RICHMOND, Va. -- Sequoia “Chef Coco” Ross, of Favour Cookie Company, is a favorite of the show! Today, she shared a Berry Custard Tri-Fool with Jessica Noll and Andrias White Murdaugh, perfect for April Fools Day! For more information visit Chef Coco’s website.
1 packet of raspberry jello
6 cups, homemade pound cake, small cubes
4 tablespoons cranberry juice*
4 cups fresh strawberries, raspberries and blueberries
2 cups pastry cream
- 1/2 cup whipped cream [sweetestmenu.com]
Make your raspberry jello in advance according to the packet instructions. Pour jello into a small rectangle or square baking tin, so it’s roughly 1 inch high. Leave it in the fridge to set.

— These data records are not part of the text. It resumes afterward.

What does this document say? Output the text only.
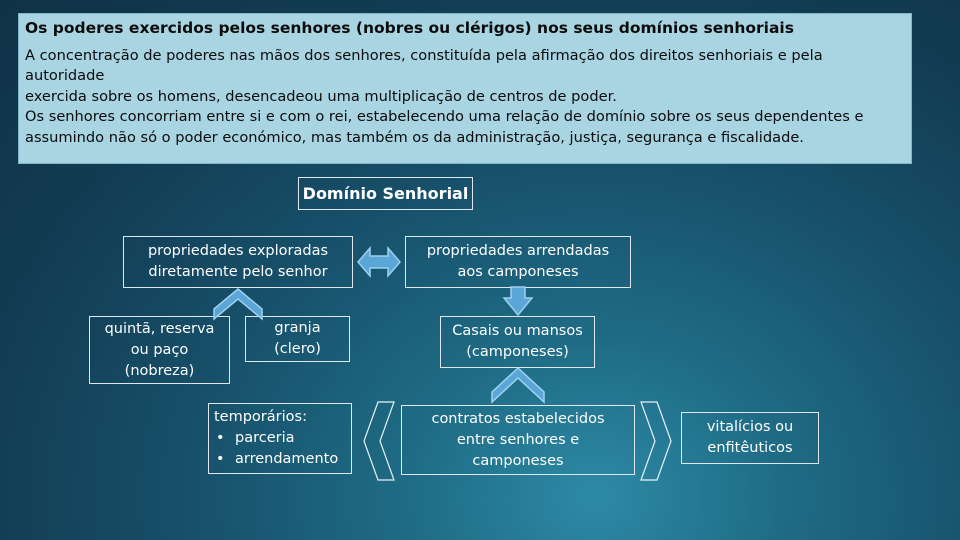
Os poderes exercidos pelos senhores (nobres ou clérigos) nos seus domínios senhoriais

A concentração de poderes nas mãos dos senhores, constituída pela afirmação dos direitos senhoriais e pela autoridade
exercida sobre os homens, desencadeou uma multiplicação de centros de poder.

Os senhores concorriam entre si e com o rei, estabelecendo uma relação de domínio sobre os seus dependentes e
assumindo não só o poder económico, mas também os da administração, justiça, segurança e fiscalidade.

Domínio Senhorial
propriedades exploradas
diretamente pelo senhor
propriedades arrendadas
aos camponeses
quintã, reserva
ou paço
(nobreza)
granja
(clero)
Casais ou mansos
(camponeses)
contratos estabelecidos
entre senhores e
camponeses
temporários:
• parceria
• arrendamento
vitalícios ou
enfitêuticos
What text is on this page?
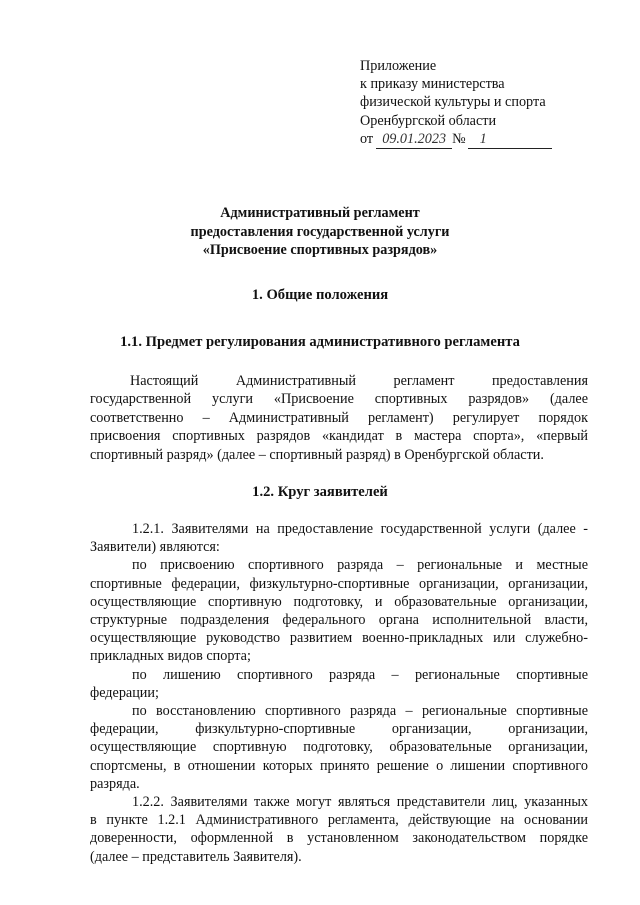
Приложение
к приказу министерства
физической культуры и спорта
Оренбургской области
от 09.01.2023 № 1
Административный регламент
предоставления государственной услуги
«Присвоение спортивных разрядов»
1. Общие положения
1.1. Предмет регулирования административного регламента
Настоящий Административный регламент предоставления
государственной услуги «Присвоение спортивных разрядов» (далее
соответственно – Административный регламент) регулирует порядок
присвоения спортивных разрядов «кандидат в мастера спорта», «первый
спортивный разряд» (далее – спортивный разряд) в Оренбургской области.
1.2. Круг заявителей
1.2.1. Заявителями на предоставление государственной услуги (далее -
Заявители) являются:
по присвоению спортивного разряда – региональные и местные
спортивные федерации, физкультурно-спортивные организации, организации,
осуществляющие спортивную подготовку, и образовательные организации,
структурные подразделения федерального органа исполнительной власти,
осуществляющие руководство развитием военно-прикладных или служебно-
прикладных видов спорта;
по лишению спортивного разряда – региональные спортивные
федерации;
по восстановлению спортивного разряда – региональные спортивные
федерации, физкультурно-спортивные организации, организации,
осуществляющие спортивную подготовку, образовательные организации,
спортсмены, в отношении которых принято решение о лишении спортивного
разряда.
1.2.2. Заявителями также могут являться представители лиц, указанных
в пункте 1.2.1 Административного регламента, действующие на основании
доверенности, оформленной в установленном законодательством порядке
(далее – представитель Заявителя).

Chop your strawberries in half and then combine with raspberries and blueberries. Cut your pound cake into small cubes. And cut your set jello into 1 inch squares.
To assemble, line the bottom of a 12-cup trifle bowl with half (approximately 3 cups) of your cake. Press cake up along the sides of the bowl. Drizzle cake slices with 2 tablespoons of cranberry juice.
Add one third (approximately 1 and 1/3 cups) of the fresh berries on top of the cake, along with half of the jelly squares. Then, pour over 1 cup of pastry cream.
Add another layer of cake using the remaining cake, drizzling over 2 tablespoons of cranberry juice. Then, add one third of the fresh fruit and the remaining jello squares.
Pour over another 1 cup of custard. Scatter the remaining fruit over the top. Cover the top with plastic wrap and leave in the fridge for at least 4-6 hours or even better, overnight.
When you’re ready to serve, add whipped cream [sweetestmenu.com] on top.